Denotified Tribes
The colonial history that imposed Criminal Tribes Act (CTA) on about 200 communities in India continues to haunt these communities in current scenario as well. CTA was enacted in 1871 and it bracketed the communities as ‘Born Criminals’. Under this act the communities who used to live a nomadic lifestyle were restricted, monitored and constant surveillance over their movement was imposed. Moreover their traditional means of livelihoods were snatched and the communities were put into detention centers-like settlements where they were economically exploited and restricted from all sorts of movement. This also led to the stigmatization of these communities as ‘born criminals’. All though the independent India scrapped CTA, the stigmatization of their identity as ‘born criminals’ or ‘habitual offenders’ prevails robustly.
De-notified tribal communities were forced to adapt ‘settled’ way of living, pushed away from forest and resources of forests and poorly rehabilitated. Currently they either reside in their villages and earn through agricultural labor or have settled in bastis of cities with almost no realization of welfare mechanisms that can ensure upward socio-economic mobility. At the same time, they are also kept deprived of their rights and face social exclusion, institutional violence and discrimination in their everyday lives.
At Muskaan, we have been working with people from DNT communities since last two decades. Initially, when we understood that hardly any child from the community is being able to pursue higher secondary education because of the range of issues that arises from the prevailing stigma and the biases associated with the community. We started our interventions in the bastis of Pardhi community (one of the DNTs). Alongside working on the lines of ensuring that children in Pardhi community can continue their education, we realized that there are several reasons for the very frequent drop-outs of children. The community survives amidst the severe realities at their home (institutional violence, discrimination at school, workplace, lack of livelihood opportunities, etc.) that pushes children to go and collect scrap so that they too can contribute in providing for the family.
The culmination of these reasons creates an environment of trauma in the ecosystem of the gated bastis of the community. Subsequently the mental health too, takes a toll and the suicidal tendencies are often noticeable. Upon realizing these severities, Muskaan also began developing interventions focusing on these aspects because education in hindsight of these difficult realities limits any holistic socio-economic mobility of the community.

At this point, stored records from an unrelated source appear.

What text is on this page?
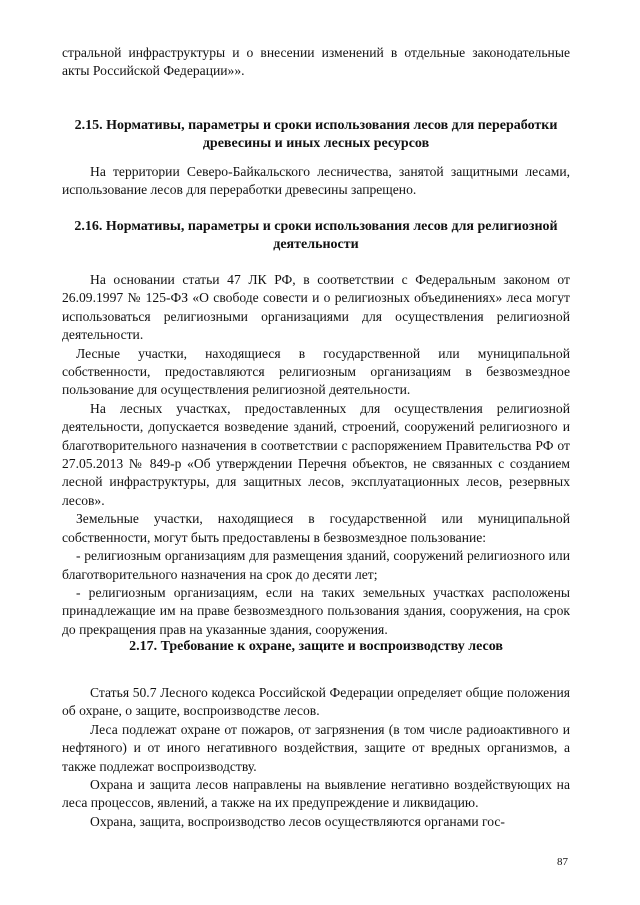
стральной инфраструктуры и о внесении изменений в отдельные законодательные акты Российской Федерации»».

2.15. Нормативы, параметры и сроки использования лесов для переработки древесины и иных лесных ресурсов

На территории Северо-Байкальского лесничества, занятой защитными лесами, использование лесов для переработки древесины запрещено.

2.16. Нормативы, параметры и сроки использования лесов для религиозной деятельности

На основании статьи 47 ЛК РФ, в соответствии с Федеральным законом от 26.09.1997 № 125-ФЗ «О свободе совести и о религиозных объединениях» леса могут использоваться религиозными организациями для осуществления религиозной деятельности.

Лесные участки, находящиеся в государственной или муниципальной собственности, предоставляются религиозным организациям в безвозмездное пользование для осуществления религиозной деятельности.

На лесных участках, предоставленных для осуществления религиозной деятельности, допускается возведение зданий, строений, сооружений религиозного и благотворительного назначения в соответствии с распоряжением Правительства РФ от 27.05.2013 № 849-р «Об утверждении Перечня объектов, не связанных с созданием лесной инфраструктуры, для защитных лесов, эксплуатационных лесов, резервных лесов».

Земельные участки, находящиеся в государственной или муниципальной собственности, могут быть предоставлены в безвозмездное пользование:

- религиозным организациям для размещения зданий, сооружений религиозного или благотворительного назначения на срок до десяти лет;

- религиозным организациям, если на таких земельных участках расположены принадлежащие им на праве безвозмездного пользования здания, сооружения, на срок до прекращения прав на указанные здания, сооружения.

2.17. Требование к охране, защите и воспроизводству лесов

Статья 50.7 Лесного кодекса Российской Федерации определяет общие положения об охране, о защите, воспроизводстве лесов.

Леса подлежат охране от пожаров, от загрязнения (в том числе радиоактивного и нефтяного) и от иного негативного воздействия, защите от вредных организмов, а также подлежат воспроизводству.

Охрана и защита лесов направлены на выявление негативно воздействующих на леса процессов, явлений, а также на их предупреждение и ликвидацию.

Охрана, защита, воспроизводство лесов осуществляются органами гос-

87
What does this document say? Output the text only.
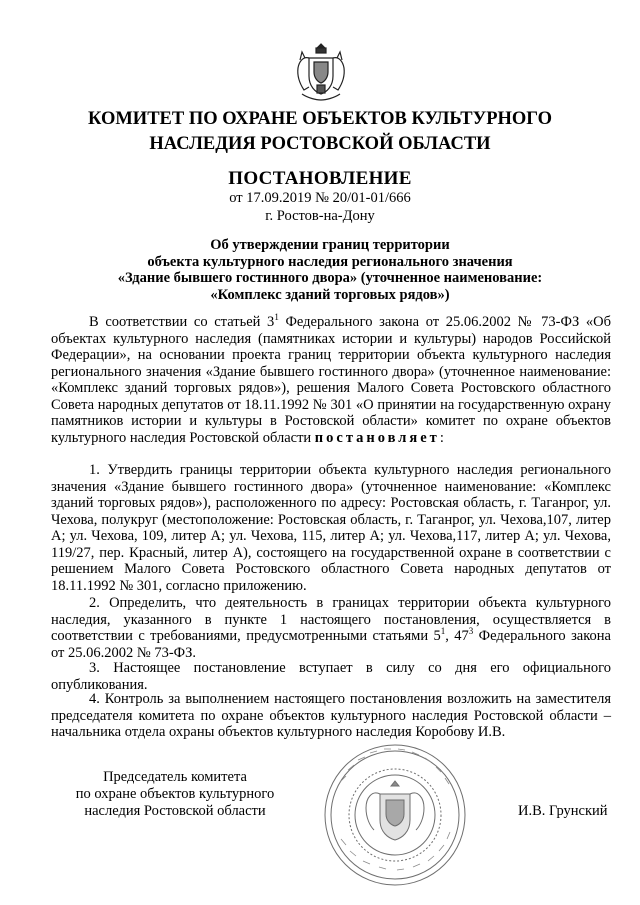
КОМИТЕТ ПО ОХРАНЕ ОБЪЕКТОВ КУЛЬТУРНОГО
НАСЛЕДИЯ РОСТОВСКОЙ ОБЛАСТИ
ПОСТАНОВЛЕНИЕ
от 17.09.2019 № 20/01-01/666
г. Ростов-на-Дону
Об утверждении границ территории
объекта культурного наследия регионального значения
«Здание бывшего гостинного двора» (уточненное наименование:
«Комплекс зданий торговых рядов»)

В соответствии со статьей $3^1$ Федерального закона от 25.06.2002 № 73-ФЗ «Об объектах культурного наследия (памятниках истории и культуры) народов Российской Федерации», на основании проекта границ территории объекта культурного наследия регионального значения «Здание бывшего гостинного двора» (уточненное наименование: «Комплекс зданий торговых рядов»), решения Малого Совета Ростовского областного Совета народных депутатов от 18.11.1992 № 301 «О принятии на государственную охрану памятников истории и культуры в Ростовской области» комитет по охране объектов культурного наследия Ростовской области постановляет:

1. Утвердить границы территории объекта культурного наследия регионального значения «Здание бывшего гостинного двора» (уточненное наименование: «Комплекс зданий торговых рядов»), расположенного по адресу: Ростовская область, г. Таганрог, ул. Чехова, полукруг (местоположение: Ростовская область, г. Таганрог, ул. Чехова,107, литер А; ул. Чехова, 109, литер А; ул. Чехова, 115, литер А; ул. Чехова,117, литер А; ул. Чехова, 119/27, пер. Красный, литер А), состоящего на государственной охране в соответствии с решением Малого Совета Ростовского областного Совета народных депутатов от 18.11.1992 № 301, согласно приложению.

2. Определить, что деятельность в границах территории объекта культурного наследия, указанного в пункте 1 настоящего постановления, осуществляется в соответствии с требованиями, предусмотренными статьями $5^1$, $47^3$ Федерального закона от 25.06.2002 № 73-ФЗ.

3. Настоящее постановление вступает в силу со дня его официального опубликования.

4. Контроль за выполнением настоящего постановления возложить на заместителя председателя комитета по охране объектов культурного наследия Ростовской области – начальника отдела охраны объектов культурного наследия Коробову И.В.

Председатель комитета
по охране объектов культурного
наследия Ростовской области	И.В. Грунский
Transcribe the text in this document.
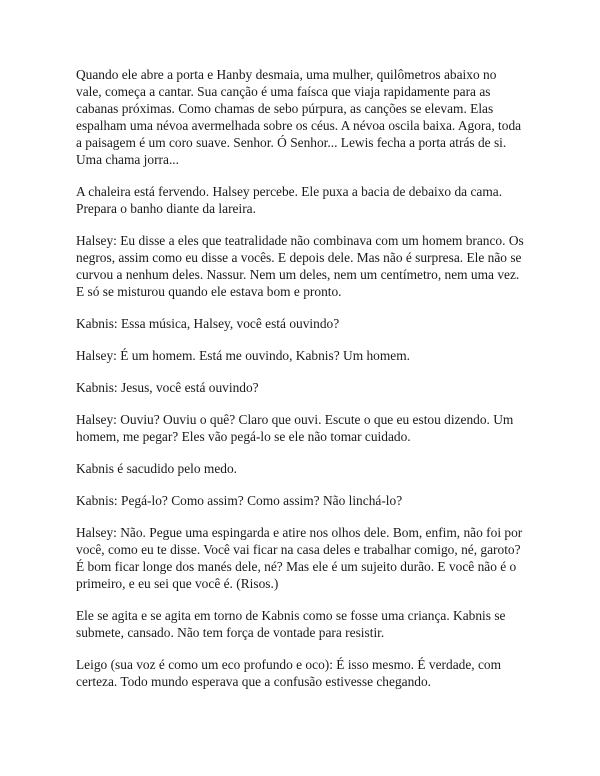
Quando ele abre a porta e Hanby desmaia, uma mulher, quilômetros abaixo no vale, começa a cantar. Sua canção é uma faísca que viaja rapidamente para as cabanas próximas. Como chamas de sebo púrpura, as canções se elevam. Elas espalham uma névoa avermelhada sobre os céus. A névoa oscila baixa. Agora, toda a paisagem é um coro suave. Senhor. Ó Senhor... Lewis fecha a porta atrás de si. Uma chama jorra...

A chaleira está fervendo. Halsey percebe. Ele puxa a bacia de debaixo da cama. Prepara o banho diante da lareira.

Halsey: Eu disse a eles que teatralidade não combinava com um homem branco. Os negros, assim como eu disse a vocês. E depois dele. Mas não é surpresa. Ele não se curvou a nenhum deles. Nassur. Nem um deles, nem um centímetro, nem uma vez. E só se misturou quando ele estava bom e pronto.

Kabnis: Essa música, Halsey, você está ouvindo?

Halsey: É um homem. Está me ouvindo, Kabnis? Um homem.

Kabnis: Jesus, você está ouvindo?

Halsey: Ouviu? Ouviu o quê? Claro que ouvi. Escute o que eu estou dizendo. Um homem, me pegar? Eles vão pegá-lo se ele não tomar cuidado.

Kabnis é sacudido pelo medo.

Kabnis: Pegá-lo? Como assim? Como assim? Não linchá-lo?

Halsey: Não. Pegue uma espingarda e atire nos olhos dele. Bom, enfim, não foi por você, como eu te disse. Você vai ficar na casa deles e trabalhar comigo, né, garoto? É bom ficar longe dos manés dele, né? Mas ele é um sujeito durão. E você não é o primeiro, e eu sei que você é. (Risos.)

Ele se agita e se agita em torno de Kabnis como se fosse uma criança. Kabnis se submete, cansado. Não tem força de vontade para resistir.

Leigo (sua voz é como um eco profundo e oco): É isso mesmo. É verdade, com certeza. Todo mundo esperava que a confusão estivesse chegando.
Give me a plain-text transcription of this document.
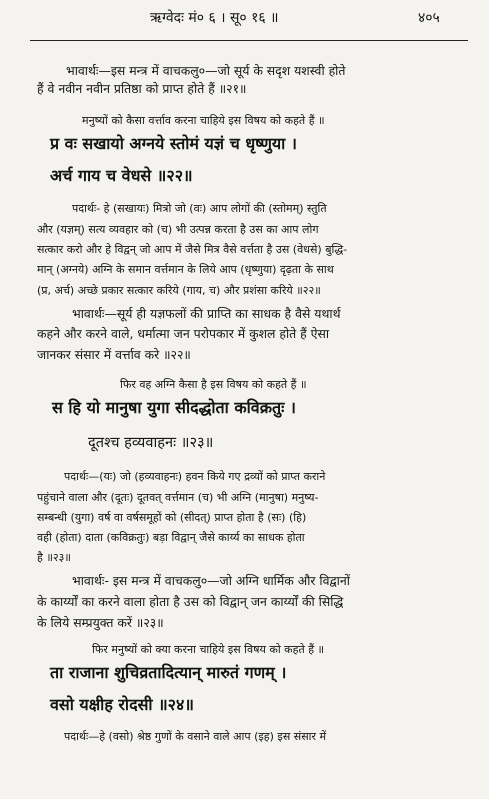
ऋग्वेदः मं० ६ । सू० १६ ॥	४०५
भावार्थः—इस मन्त्र में वाचकलु०—जो सूर्य के सदृश यशस्वी होते
हैं वे नवीन नवीन प्रतिष्ठा को प्राप्त होते हैं ॥२१॥
मनुष्यों को कैसा वर्त्ताव करना चाहिये इस विषय को कहते हैं ॥
प्र वः सखायो अग्नये स्तोमं यज्ञं च धृष्णुया ।
अर्च गाय च वेधसे ॥२२॥
पदार्थः- हे (सखायः) मित्रो जो (वः) आप लोगों की (स्तोमम्) स्तुति
और (यज्ञम्) सत्य व्यवहार को (च) भी उत्पन्न करता है उस का आप लोग
सत्कार करो और हे विद्वन् जो आप में जैसे मित्र वैसे वर्त्तता है उस (वेधसे) बुद्धि-
मान् (अग्नये) अग्नि के समान वर्त्तमान के लिये आप (धृष्णुया) दृढ़ता के साथ
(प्र, अर्च) अच्छे प्रकार सत्कार करिये (गाय, च) और प्रशंसा करिये ॥२२॥
भावार्थः—सूर्य ही यज्ञफलों की प्राप्ति का साधक है वैसे यथार्थ
कहने और करने वाले, धर्मात्मा जन परोपकार में कुशल होते हैं ऐसा
जानकर संसार में वर्त्ताव करे ॥२२॥
फिर वह अग्नि कैसा है इस विषय को कहते हैं ॥
स हि यो मानुषा युगा सीदद्धोता कविक्रतुः ।
दूतश्च हव्यवाहनः ॥२३॥
पदार्थः—(यः) जो (हव्यवाहनः) हवन किये गए द्रव्यों को प्राप्त कराने
पहुंचाने वाला और (दूतः) दूतवत् वर्त्तमान (च) भी अग्नि (मानुषा) मनुष्य-
सम्बन्धी (युगा) वर्ष वा वर्षसमूहों को (सीदत्) प्राप्त होता है (सः) (हि)
वही (होता) दाता (कविक्रतुः) बड़ा विद्वान् जैसे कार्य्य का साधक होता
है ॥२३॥
भावार्थः- इस मन्त्र में वाचकलु०—जो अग्नि धार्मिक और विद्वानों
के कार्य्यों का करने वाला होता है उस को विद्वान् जन कार्य्यों की सिद्धि
के लिये सम्प्रयुक्त करें ॥२३॥
फिर मनुष्यों को क्या करना चाहिये इस विषय को कहते हैं ॥
ता राजाना शुचिव्रतादित्यान् मारुतं गणम् ।
वसो यक्षीह रोदसी ॥२४॥
पदार्थः—हे (वसो) श्रेष्ठ गुणों के वसाने वाले आप (इह) इस संसार में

Since we started our school Jeevan Shiksha Pahal, a basti of Pardhi community where not a single child was able to pursue higher secondary education, has now a group of children who are on the verge of finishing their higher secondary education. This group is now pertinent to follow their dreams. There is a youth group by the name Majal who works around the issues of their community which persists internally (orthodox, patriarchal processes and norms of local tribal councils) as well as issues prevailing because of external agents like institutional biases, social discrimination, etc. Alongside this, interventions around child protection, creating opportunities focusing on alternative pedagogy of learning such as theater, sport (Ultimate Frisbee) music, barefoot basti counselors (that acknowledges the trauma of the people in their basti and supports the individuals), creating income-generating opportunities, etc. are some of the interventions that Muskaan works on alongside the Pardhi community.
Realizing the presence and the vulnerability of other DNTs that live in and around Bhopal as well as in Madhya Pradesh, we have started engaging with DNT communities like Kanjar, Bachhda, Bediya, Dafale, etc. in limited capacity. We are determined to expand our interventions and engage with vulnerable DNT communities and form a network of youth from these communities that comes together to challenge the biases and the stigma that De-notified tribes are collectively struggling with. The aim is to ensure the identity of belonging to a DNT community avails dignity and not the everyday struggle for their survival.